Le gâchis institutionnel a facilité la corruption qui, elle, handicape le climat des affaires, minant ainsi la compétitivité du pays. Cette faible compétitivité génère une croissance rachitique qui plombe le développement national. Résultat : Haïti occupe le 168e rang sur une liste de 187 pays dans le rapport sur le développement humain du Programme des Nations unies pour le développement (PNUD). L’indice de développement humain d’Haïti s’élève à 0,471 en 2013 tandis que celui de la République dominicaine se chiffre à 0,700. En dehors du niveau des indices, l’écart de développement entre les deux pays est palpable.

Le rapport 2014 du PNUD retrace les menaces au développement humain qui proviennent notamment des risques sanitaires, de l’environnement et des catastrophes naturelles.Ce qui met en exergue le degré de vulnérabilité d’Haïti. Une fragilité qui nuit à tout effort de décollage économique.
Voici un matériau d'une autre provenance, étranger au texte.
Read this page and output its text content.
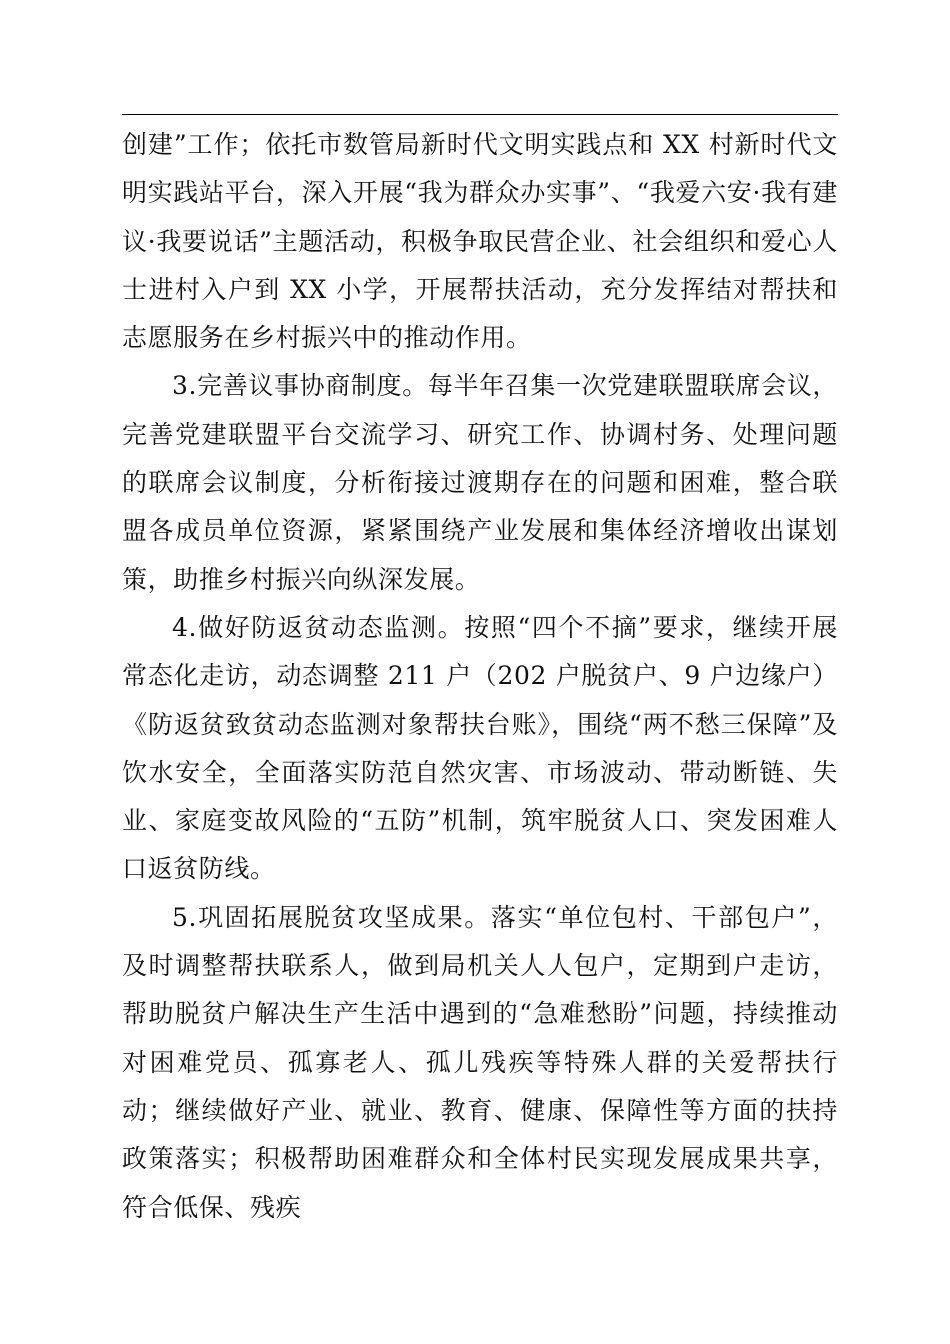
创建”工作；依托市数管局新时代文明实践点和 XX 村新时代文明实践站平台，深入开展“我为群众办实事”、“我爱六安·我有建议·我要说话”主题活动，积极争取民营企业、社会组织和爱心人士进村入户到 XX 小学，开展帮扶活动，充分发挥结对帮扶和志愿服务在乡村振兴中的推动作用。

3.完善议事协商制度。每半年召集一次党建联盟联席会议，完善党建联盟平台交流学习、研究工作、协调村务、处理问题的联席会议制度，分析衔接过渡期存在的问题和困难，整合联盟各成员单位资源，紧紧围绕产业发展和集体经济增收出谋划策，助推乡村振兴向纵深发展。

4.做好防返贫动态监测。按照“四个不摘”要求，继续开展常态化走访，动态调整 211 户（202 户脱贫户、9 户边缘户）《防返贫致贫动态监测对象帮扶台账》，围绕“两不愁三保障”及饮水安全，全面落实防范自然灾害、市场波动、带动断链、失业、家庭变故风险的“五防”机制，筑牢脱贫人口、突发困难人口返贫防线。

5.巩固拓展脱贫攻坚成果。落实“单位包村、干部包户”，及时调整帮扶联系人，做到局机关人人包户，定期到户走访，帮助脱贫户解决生产生活中遇到的“急难愁盼”问题，持续推动对困难党员、孤寡老人、孤儿残疾等特殊人群的关爱帮扶行动；继续做好产业、就业、教育、健康、保障性等方面的扶持政策落实；积极帮助困难群众和全体村民实现发展成果共享，符合低保、残疾
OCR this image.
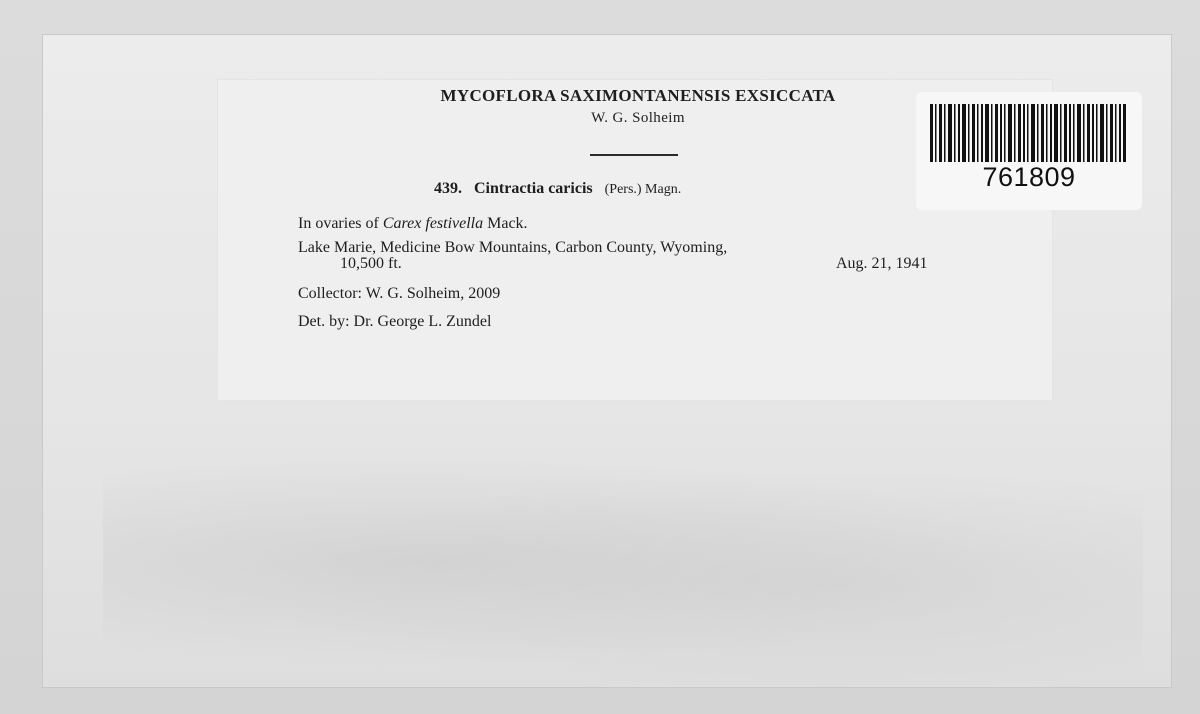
MYCOFLORA SAXIMONTANENSIS EXSICCATA
W. G. Solheim
439. Cintractia caricis (Pers.) Magn.
In ovaries of Carex festivella Mack.
Lake Marie, Medicine Bow Mountains, Carbon County, Wyoming,
10,500 ft.	Aug. 21, 1941
Collector: W. G. Solheim, 2009
Det. by: Dr. George L. Zundel
761809
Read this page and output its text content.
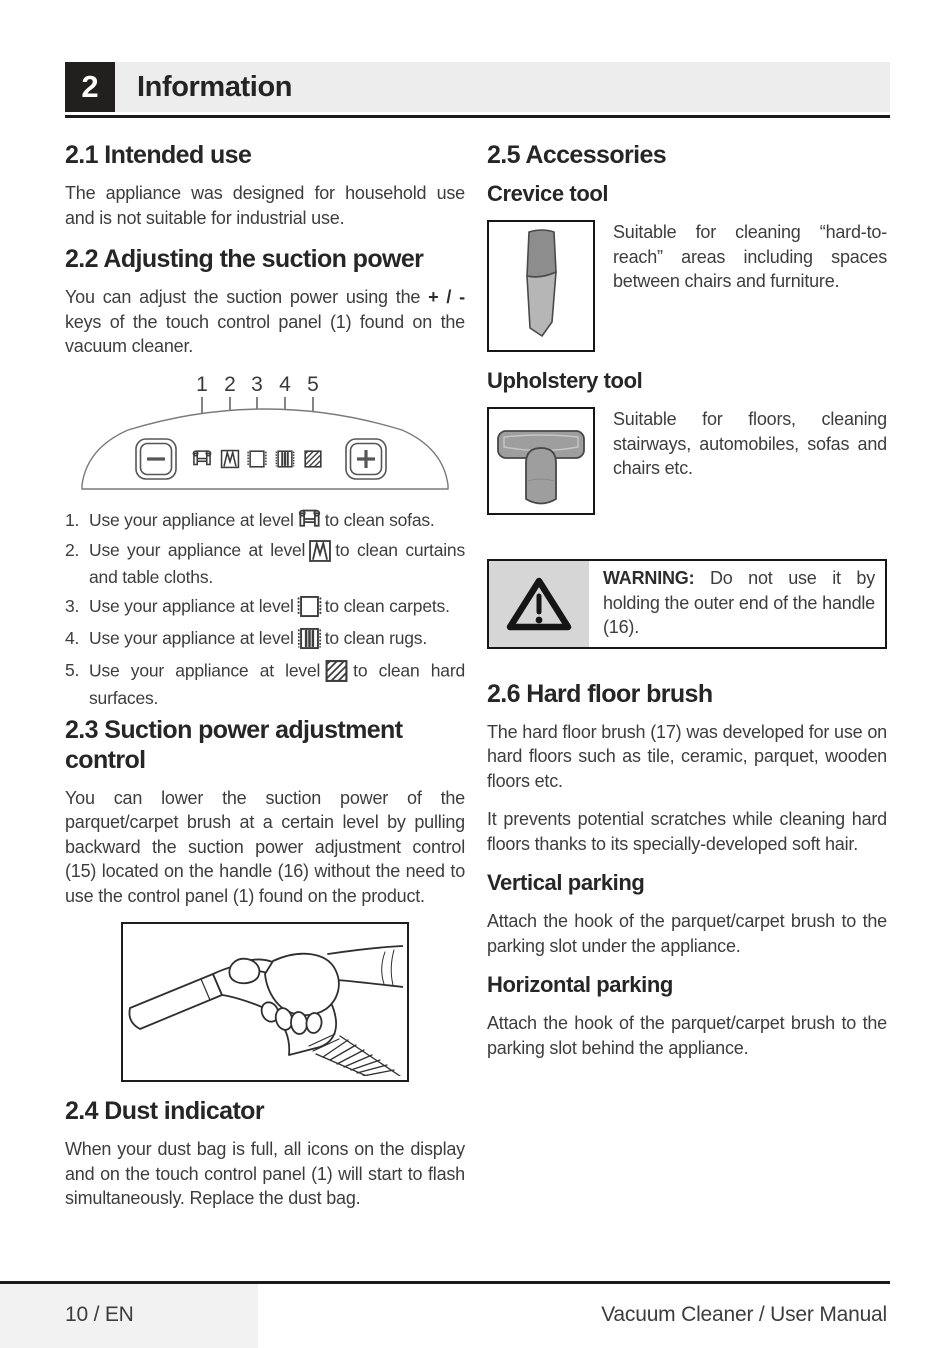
2 Information
2.1 Intended use

The appliance was designed for household use and is not suitable for industrial use.

2.2 Adjusting the suction power

You can adjust the suction power using the + / - keys of the touch control panel (1) found on the vacuum cleaner.

1 2 3 4 5
1. Use your appliance at level to clean sofas.
2. Use your appliance at level to clean curtains and table cloths.
3. Use your appliance at level to clean carpets.
4. Use your appliance at level to clean rugs.
5. Use your appliance at level to clean hard surfaces.
2.3 Suction power adjustment control

You can lower the suction power of the parquet/carpet brush at a certain level by pulling backward the suction power adjustment control (15) located on the handle (16) without the need to use the control panel (1) found on the product.

2.4 Dust indicator

When your dust bag is full, all icons on the display and on the touch control panel (1) will start to flash simultaneously. Replace the dust bag.

2.5 Accessories
Crevice tool
Suitable for cleaning “hard-to-reach” areas including spaces between chairs and furniture.
Upholstery tool
Suitable for floors, cleaning stairways, automobiles, sofas and chairs etc.
WARNING: Do not use it by holding the outer end of the handle (16).
2.6 Hard floor brush

The hard floor brush (17) was developed for use on hard floors such as tile, ceramic, parquet, wooden floors etc.

It prevents potential scratches while cleaning hard floors thanks to its specially-developed soft hair.

Vertical parking

Attach the hook of the parquet/carpet brush to the parking slot under the appliance.

Horizontal parking

Attach the hook of the parquet/carpet brush to the parking slot behind the appliance.

10 / EN	Vacuum Cleaner / User Manual
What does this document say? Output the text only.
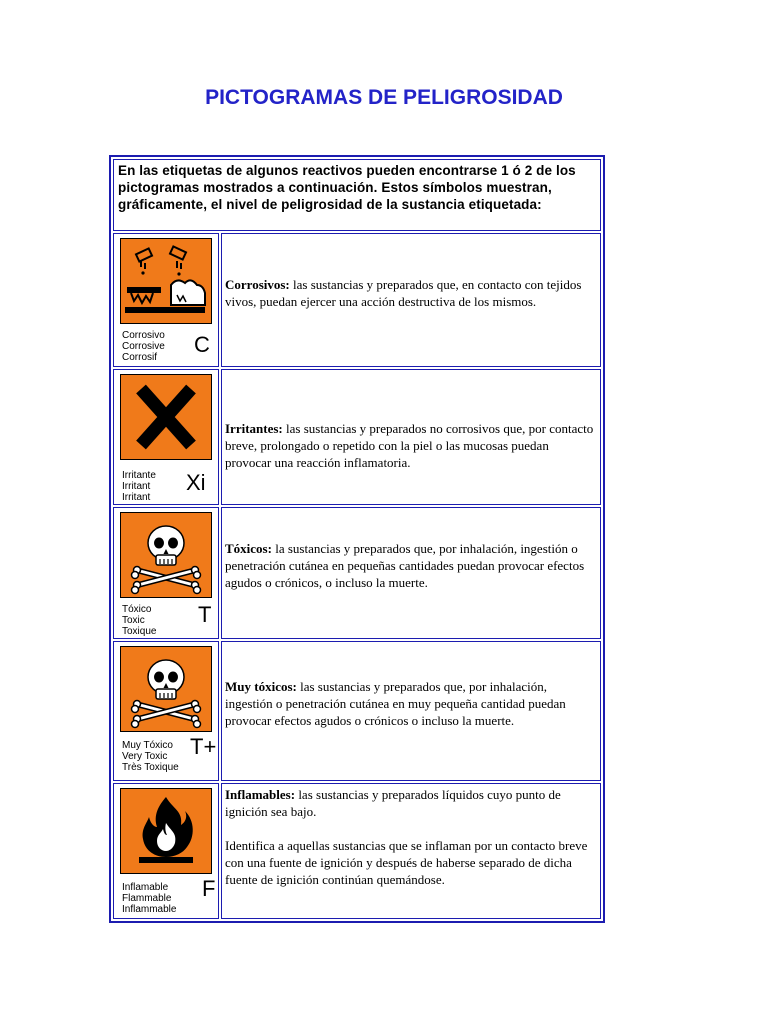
PICTOGRAMAS DE PELIGROSIDAD
En las etiquetas de algunos reactivos pueden encontrarse 1 ó 2 de los pictogramas mostrados a continuación. Estos símbolos muestran, gráficamente, el nivel de peligrosidad de la sustancia etiquetada:
Corrosivo
Corrosive
Corrosif
C

Corrosivos: las sustancias y preparados que, en contacto con tejidos vivos, puedan ejercer una acción destructiva de los mismos.

Irritante
Irritant
Irritant
Xi

Irritantes: las sustancias y preparados no corrosivos que, por contacto breve, prolongado o repetido con la piel o las mucosas puedan provocar una reacción inflamatoria.

Tóxico
Toxic
Toxique
T

Tóxicos: la sustancias y preparados que, por inhalación, ingestión o penetración cutánea en pequeñas cantidades puedan provocar efectos agudos o crónicos, o incluso la muerte.

Muy Tóxico
Very Toxic
Très Toxique
T+

Muy tóxicos: las sustancias y preparados que, por inhalación, ingestión o penetración cutánea en muy pequeña cantidad puedan provocar efectos agudos o crónicos o incluso la muerte.

Inflamable
Flammable
Inflammable
F

Inflamables: las sustancias y preparados líquidos cuyo punto de ignición sea bajo.

Identifica a aquellas sustancias que se inflaman por un contacto breve con una fuente de ignición y después de haberse separado de dicha fuente de ignición continúan quemándose.
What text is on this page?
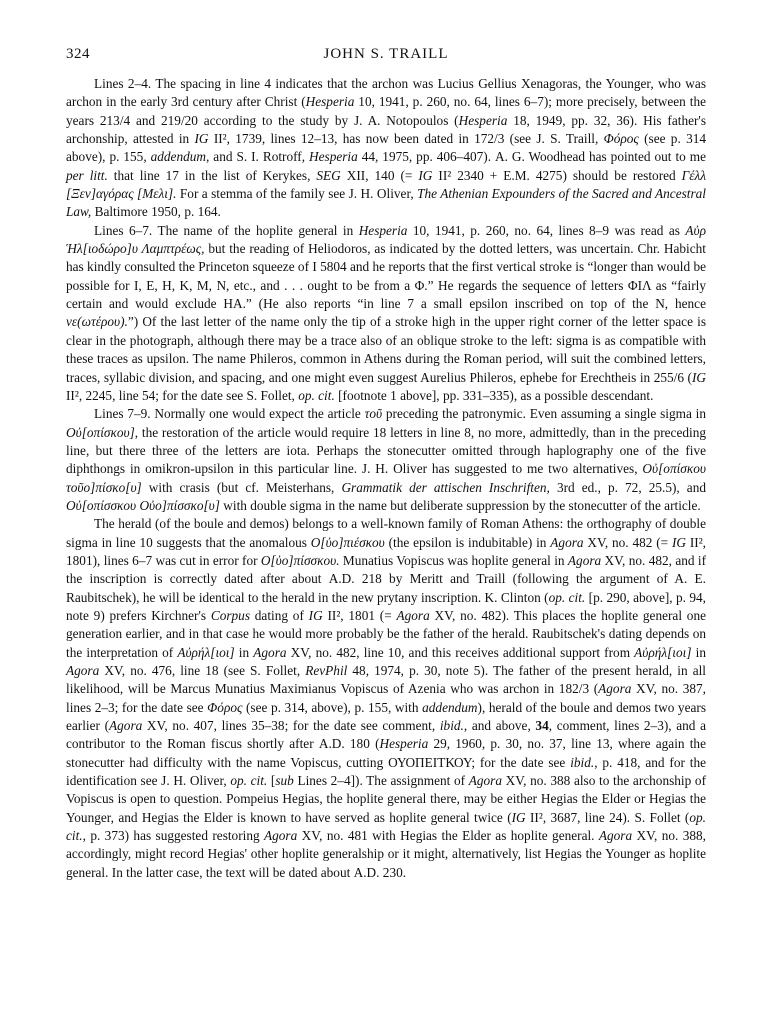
324	JOHN S. TRAILL

Lines 2–4. The spacing in line 4 indicates that the archon was Lucius Gellius Xenagoras, the Younger, who was archon in the early 3rd century after Christ (Hesperia 10, 1941, p. 260, no. 64, lines 6–7); more precisely, between the years 213/4 and 219/20 according to the study by J. A. Notopoulos (Hesperia 18, 1949, pp. 32, 36). His father's archonship, attested in IG II², 1739, lines 12–13, has now been dated in 172/3 (see J. S. Traill, Φόρος (see p. 314 above), p. 155, addendum, and S. I. Rotroff, Hesperia 44, 1975, pp. 406–407). A. G. Woodhead has pointed out to me per litt. that line 17 in the list of Kerykes, SEG XII, 140 (= IG II² 2340 + E.M. 4275) should be restored Γέλλ [Ξεν]αγόρας [Μελι]. For a stemma of the family see J. H. Oliver, The Athenian Expounders of the Sacred and Ancestral Law, Baltimore 1950, p. 164.

Lines 6–7. The name of the hoplite general in Hesperia 10, 1941, p. 260, no. 64, lines 8–9 was read as Αὐρ Ἡλ[ιοδώρο]υ Λαμπτρέως, but the reading of Heliodoros, as indicated by the dotted letters, was uncertain. Chr. Habicht has kindly consulted the Princeton squeeze of I 5804 and he reports that the first vertical stroke is “longer than would be possible for I, E, H, K, M, N, etc., and . . . ought to be from a Φ.” He regards the sequence of letters ΦΙΛ as “fairly certain and would exclude HA.” (He also reports “in line 7 a small epsilon inscribed on top of the N, hence νε(ωτέρου).”) Of the last letter of the name only the tip of a stroke high in the upper right corner of the letter space is clear in the photograph, although there may be a trace also of an oblique stroke to the left: sigma is as compatible with these traces as upsilon. The name Phileros, common in Athens during the Roman period, will suit the combined letters, traces, syllabic division, and spacing, and one might even suggest Aurelius Phileros, ephebe for Erechtheis in 255/6 (IG II², 2245, line 54; for the date see S. Follet, op. cit. [footnote 1 above], pp. 331–335), as a possible descendant.

Lines 7–9. Normally one would expect the article τοῦ preceding the patronymic. Even assuming a single sigma in Οὐ[οπίσκου], the restoration of the article would require 18 letters in line 8, no more, admittedly, than in the preceding line, but there three of the letters are iota. Perhaps the stonecutter omitted through haplography one of the five diphthongs in omikron-upsilon in this particular line. J. H. Oliver has suggested to me two alternatives, Οὐ[οπίσκου τοῦο]πίσκο[υ] with crasis (but cf. Meisterhans, Grammatik der attischen Inschriften, 3rd ed., p. 72, 25.5), and Οὐ[οπίσσκου Οὐο]πίσσκο[υ] with double sigma in the name but deliberate suppression by the stonecutter of the article.

The herald (of the boule and demos) belongs to a well-known family of Roman Athens: the orthography of double sigma in line 10 suggests that the anomalous Ο[ὐο]πιέσκου (the epsilon is indubitable) in Agora XV, no. 482 (= IG II², 1801), lines 6–7 was cut in error for Ο[ὐο]πίσσκου. Munatius Vopiscus was hoplite general in Agora XV, no. 482, and if the inscription is correctly dated after about A.D. 218 by Meritt and Traill (following the argument of A. E. Raubitschek), he will be identical to the herald in the new prytany inscription. K. Clinton (op. cit. [p. 290, above], p. 94, note 9) prefers Kirchner's Corpus dating of IG II², 1801 (= Agora XV, no. 482). This places the hoplite general one generation earlier, and in that case he would more probably be the father of the herald. Raubitschek's dating depends on the interpretation of Αὐρήλ[ιοι] in Agora XV, no. 482, line 10, and this receives additional support from Αὐρήλ[ιοι] in Agora XV, no. 476, line 18 (see S. Follet, RevPhil 48, 1974, p. 30, note 5). The father of the present herald, in all likelihood, will be Marcus Munatius Maximianus Vopiscus of Azenia who was archon in 182/3 (Agora XV, no. 387, lines 2–3; for the date see Φόρος (see p. 314, above), p. 155, with addendum), herald of the boule and demos two years earlier (Agora XV, no. 407, lines 35–38; for the date see comment, ibid., and above, 34, comment, lines 2–3), and a contributor to the Roman fiscus shortly after A.D. 180 (Hesperia 29, 1960, p. 30, no. 37, line 13, where again the stonecutter had difficulty with the name Vopiscus, cutting ΟΥΟΠΕΙΤΚΟΥ; for the date see ibid., p. 418, and for the identification see J. H. Oliver, op. cit. [sub Lines 2–4]). The assignment of Agora XV, no. 388 also to the archonship of Vopiscus is open to question. Pompeius Hegias, the hoplite general there, may be either Hegias the Elder or Hegias the Younger, and Hegias the Elder is known to have served as hoplite general twice (IG II², 3687, line 24). S. Follet (op. cit., p. 373) has suggested restoring Agora XV, no. 481 with Hegias the Elder as hoplite general. Agora XV, no. 388, accordingly, might record Hegias' other hoplite generalship or it might, alternatively, list Hegias the Younger as hoplite general. In the latter case, the text will be dated about A.D. 230.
À bien des égards, surtout avec le tremblement de terre du 12 janvier 2010, Haïti a servi d’illustration au rapport du PNUD. Mais le plus triste constat demeure la faiblesse institutionnelle en matière de prévention de ce type de risques. Cinq ans après le tremblement de terre, Haïti devient-elle moins vulnérable ? Les citoyens savent-ils comment se protéger et se comporter lors d’un tremblement de terre ? Les maisons sont-elles construites selon des normes parasismiques ? Ces dernières ont-elles été clairement établies et vulgarisées?
L’administration Martelly/Lamothe a surtout mis l’accent sur les projets physiques (construction de routes, d’écoles et d’hôpitaux) tout en négligeant l’instauration et la réforme du cadre légal. Elle a entrepris très peu de réformes pertinentes pour faciliter les affaires. Le rapport Doing Business 2012 était d’ailleurs très clair: «Aucune réforme visant à faciliter l’activité commerciale n’a été observée en Haïti en 2010-2011.» En 2013 et 2014, les tableaux du classement général des pays ne souffrent d’aucune ambiguïté : zéro réforme en Haïti.
Pourtant, le rapport 2015, intitulé «Doing Business 2015 : au-delà de l’efficience», rappelle qu’une réglementation plus efficiente et des protections juridiques solides sont essentielles pour aider les entrepreneurs à prospérer. En effet, les économies capables à la fois d’améliorer l'efficacité des procédures réglementaires et de renforcer les institutions juridiques qui soutiennent l'entreprise, le commerce et l'échange, sont mieux à même de favoriser l’investissement et la croissance économique en réduisant le risque et en accroissant la rentabilité (1).

Les investisseurs sont plutôt intéressés à s’implanter à long terme là où ils estiment que le droit de propriété est stable et que leur usine, leur machine ou leur terre ne sera pas confisquée. Aussi un cadre juridique solide et efficace favorise-t-elle le règlement des contentieux commerciaux suivant des modalités prévisibles et rationnelles.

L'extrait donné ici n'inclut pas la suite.